沖縄市の東に広がる泡瀬干潟。沖縄最大の干潟であり、生息する貝の種類
だけでも360種以上という、極めて生物多様性に富んだ場所である。

泡瀬干潟の未来

ホソウミヒルモ、リュウキュウズタ、ニライカナイゴウナなど、ここで初めて見つ
かった新種は10種以上。オボロヅキという貝は日本ではここにしかいない。

ムナグロという渡り鳥の越冬数も日本一。海草の種類も日本一。
生息する絶滅危惧種は動植物あわせて174種以上で、これも日本一。

とにかくすごい貴重な場所なのだ。

泡瀬干潟の未来泡瀬干潟の未来

一面に広がる砂ダンゴ。これは全部右のミナミコメツキガニが作ったものだ。
流れてくる有機物を食べたあとダンゴを作る。つまり彼らが川からの水を浄化
してくれるわけだ。

泡瀬干潟の未来泡瀬干潟の未来

正式名はわからないが、「海スギナ」と呼ばれる海草。確かに海のツクシだ。
右は通称「砂茶碗」と呼ばれる、タマガイの卵隗。
そして今回、どうしても撮影したかった生きものにも出会うことができた。

泡瀬干潟の未来

右のハサミだけが異常にでっかい、シオマネキだ。めっちゃおったぞ。
とにかく足元も遠くも、生きものだらけ。まさに「命の宝庫」だった。

泡瀬干潟の未来泡瀬干潟の未来

でもここには何だかピリピリした空気も漂う。左の石板には「高圧につき触ると
死ぬ」って書いてある。「触ると死ぬ」て・・・。
右は「泡瀬干潟を守る会」の会長、前川さん。今回いろいろと案内をしてくれた
のだが、優しくて、穏やかで、それでいて芯の通ったとってもいい方だった。

そう、命の宝庫・泡瀬干潟は依然、開発の危機にさらされている。

第1期工事96ha、第2期工事91ha、合計187haを浚せつ土砂で埋め立て、
そこに海洋リゾート地を作るというのが国や県、沖縄市の計画である。

現在第1期工事は進行中で、美しい海にダンプから黒い泥が投げ捨てられる
悲惨な映像をニュースで見た人も多いだろう。また最近では前原国土交通大臣
も視察に訪れてるから、以前よりは全国的な認知度も上がったとは思う。

そんな中、2009年10月15日、「埋め立て事業に経済的合理性はない。
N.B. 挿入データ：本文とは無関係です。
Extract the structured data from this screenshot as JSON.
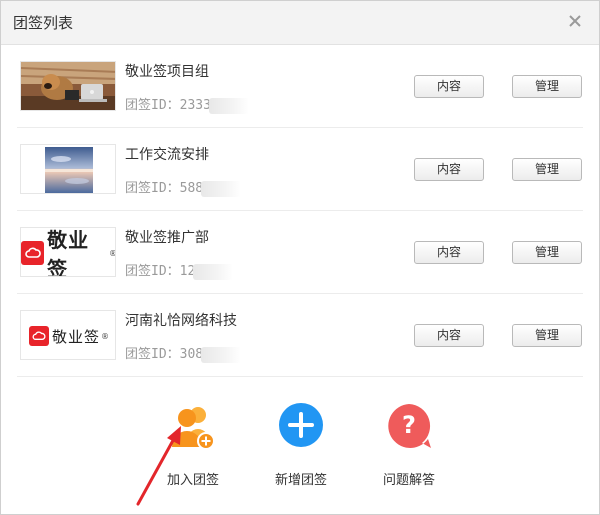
{
  "window": {
    "title": "团签列表",
    "close_icon": "close-icon"
  },
  "teams": [
    {
      "name": "敬业签项目组",
      "id_prefix": "团签ID：2333",
      "thumb": "dog-laptop-photo"
    },
    {
      "name": "工作交流安排",
      "id_prefix": "团签ID：588",
      "thumb": "sky-reflection-photo"
    },
    {
      "name": "敬业签推广部",
      "id_prefix": "团签ID：12",
      "thumb": "jingyeqian-logo",
      "logo_text": "敬业签"
    },
    {
      "name": "河南礼恰网络科技",
      "id_prefix": "团签ID：308",
      "thumb": "jingyeqian-logo",
      "logo_text": "敬业签"
    }
  ],
  "buttons": {
    "content": "内容",
    "manage": "管理"
  },
  "actions": [
    {
      "label": "加入团签",
      "icon": "join-team-icon",
      "color": "#f7941d"
    },
    {
      "label": "新增团签",
      "icon": "add-team-icon",
      "color": "#2196f3"
    },
    {
      "label": "问题解答",
      "icon": "help-icon",
      "color": "#ef5b5b"
    }
  ],
  "annotation": {
    "icon": "red-arrow-icon",
    "color": "#e3262b"
  }
}
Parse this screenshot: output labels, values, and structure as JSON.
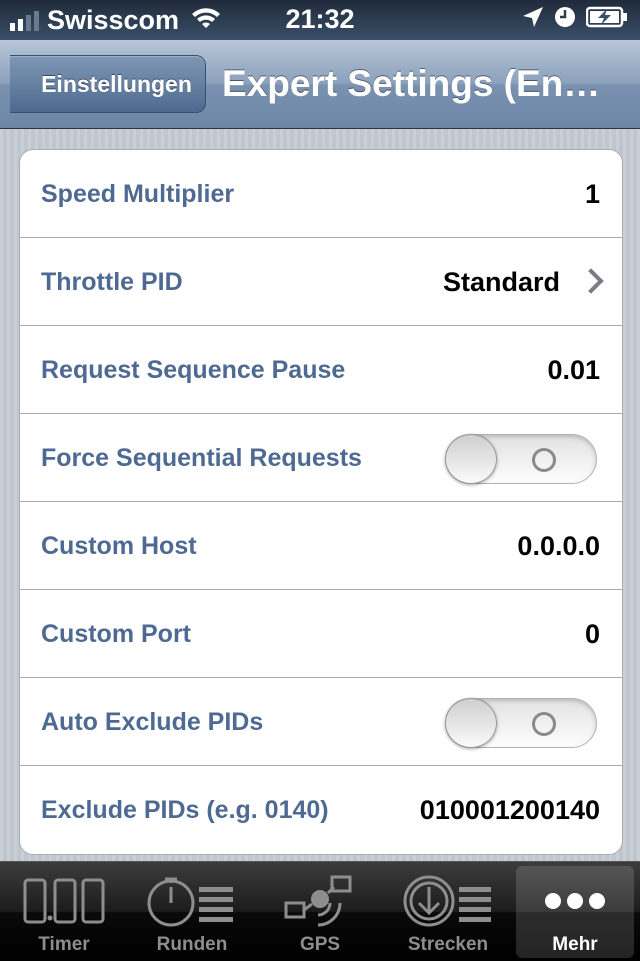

今後
公金の支出を禁ずる」という控訴審判決が出され、反対住民側が勝訴。

現在のところ干潟の保全に向けて、追い風が吹き始めた感はある。
(実際、俺が行った時も工事はストップしていた。)

泡瀬干潟の未来

だがご覧のように土砂運搬用の道路や護岸工事はすでに完成している。
公共事業はすでに動き出している。
決して今後も、楽観できない状況であることに変わりはない。

美ら海・沖縄。その美しい水は、干潟の浄化作用あってこそ維持できる。
そして干潟は、数限りない生命を育む。かけがえのないこの場所を守るために、
1日も早く、ラムサール条約への登録が望まれる。

最後に、泡瀬干潟を守る会の前川さんはこんなことを言った。

「一度埋め立ててしまった干潟は2度と戻らない。我々の子や孫たちに残して
おきたいもの、それはリゾートではなく、自然です。自然はけっしてお金で買う
ことのできない、宝物なのです。」と・・・。

帰り道、偶然にもカーラジオから「島人ぬ宝」が流れてきた。